Random Forest Satellite Image Classification

Hi, I have grasped the fundamental theory of how random forest works. However, random forest classification seems to work differently in SAR and optical image. How does it classify the image? What’s the working principle of random forest on satellite image? What’s the parameters/attribute it used to classify the image? I appreciate it if someone can enlighten me. Thank you

possible reasons why results based on optical images (multispectral) work better than radar images (only two bands VV and VH): Classification of GRD product
reasons for low accuracy: Random Forest result
on the parameters: Number of training samples at Random forest classifier

Please specify your questions if these information are not sufficient.

Hi, I am going to use RF classification on S-1 images, and I would like to confirm a few things about on how RF works on SNAP. From the posts I have read,

  1. the Evaluate classifier is about training accuracy and not accuracy assessment of the classified image,
  2. So, accuracy assessment has to be done in another software,
  3. The number of the training samples is the number of the pixels that will be used from each vector I have imported (when train on vector is selected) for the training of the algorithm,
  4. RF splits training data to 2/3 for training and 1/3 for an internal cross-validation.
    In the number of the training samples, the number that I am typing is the 2/3 or the 3/3 of the available pixels of each trained class?

you can still do it within SNAP, an example is given in this tutorial: Landcover classification with Sentinel-1 GRD

The number of pixels which is used per class for the training is shown in the txt file which pops up after running the RF classifier

Thank you very much for the tutorial! I will try it this way, too!

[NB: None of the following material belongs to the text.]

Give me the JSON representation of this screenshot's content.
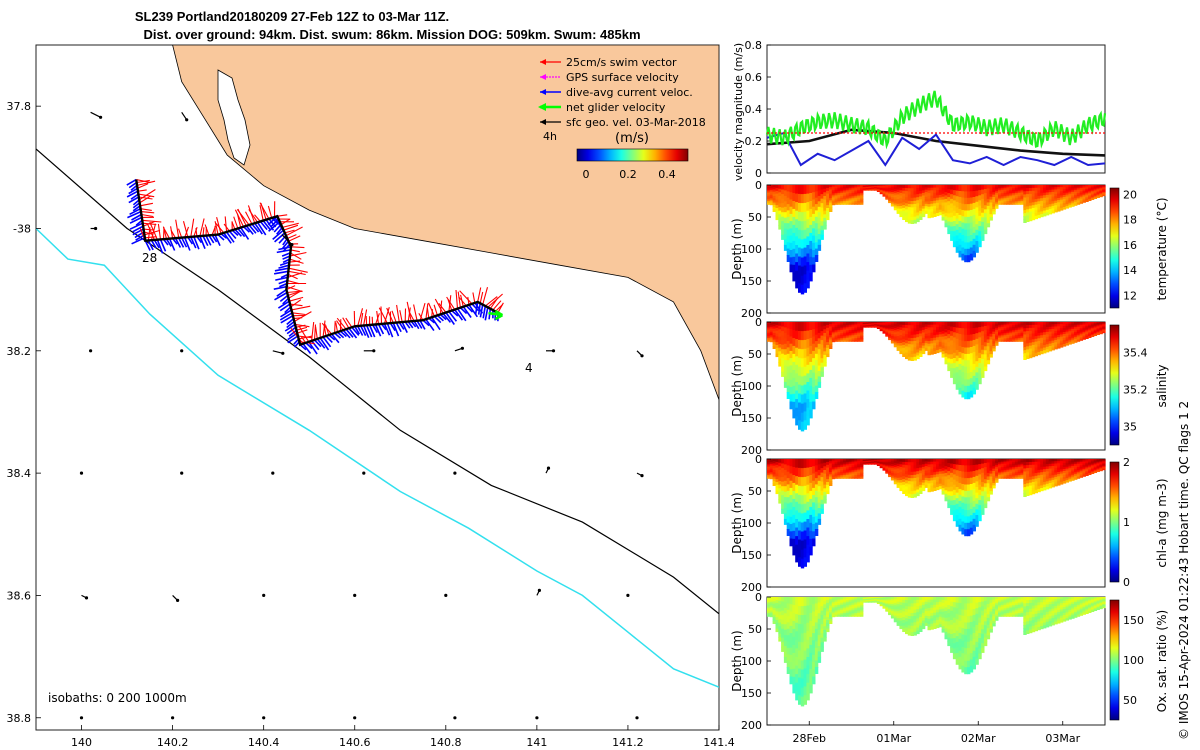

As far as concerned the number of the training samples, I want to classify in water and non-water. The total number of pixels for water and non-water are 4.500 and 12.000, respectively. What is the number I should type in the “number of training samples” box?

Having 4.500 pixels available in the training vector of water, when the default is 5.000, what should I do, if I can not increase the number of the 4.500 pixels?

Would you advise to decrease the number in the 2/3 of the 4.500 pixels (meaning 3.000 in the ‘number of training samples’)? and the remaining 1/3 of 4.5000 (=1.500 pixels) will be used for the computation of the training accuracy?
I apologize for asking so much questions! I thank you very much for your time!

the number of training samples is a fixed value, but not limited to the same amount of pixels. If you select 3000 pixels and compute 10 trees, every tree is constructed based on randomly selected 3000 pixels.
If you really want to split the analysis into two absolutely independent sets of training and validation areas, you have to decrease the training vector size by one third so this third is not even imported into SNAP for training.

Ok. thank you very much. So, I split the dataset to training (2/3) and validation (1/3) (and the validation dataset I don’t import it in SNAP). Supposing now, after the split, the sum of the training samples is 5.000. So, to make RFC effective I have to decrease again the number to
2 / 3 * 5.000 = 3.333 (pixels - training samples), because otherwise I train on the same pixels and the principle of the RF classifier is missed. Is that right? Thank you very much!!

sounds right to me at least :slight_smile:

Ok. thank you very much for your quick response!!

Does this mean we don’t have to use separate testing data with training data for accuracy assessment? The .txt file produced after RF classification is enough to prove the classification accuracy? After the calculation of metrics provided in the file.

Thank you.

no, the random component is only used to improve the classifier. The accuracy measures tell you how well the RF is able to predict the classes of the training samples. It does not tell you how well it performs on untrained data, so I recommend to add an external validation.

1 Like

Dear @ABraun,

Is there any way to identify the feature importance once we forgot to select the Evaluate Feature Power Set after running the Random Forest classifier. I had run for timeseries input images. ;(

maybe you can check if there is something in the metadata record (processing graph or history)

at the text file after RF classification is done, having selected the Evaluate feature power set, I want to ask what is the cv meaning on:
newClassifier20.792: cv 86.43 % VV_Entropy, …,

as well as I want to ask if the last sentence at the text file:

TOP Classifier = newClassifier20.204 at 90.87 % gives the set with the best features to run the algorithm.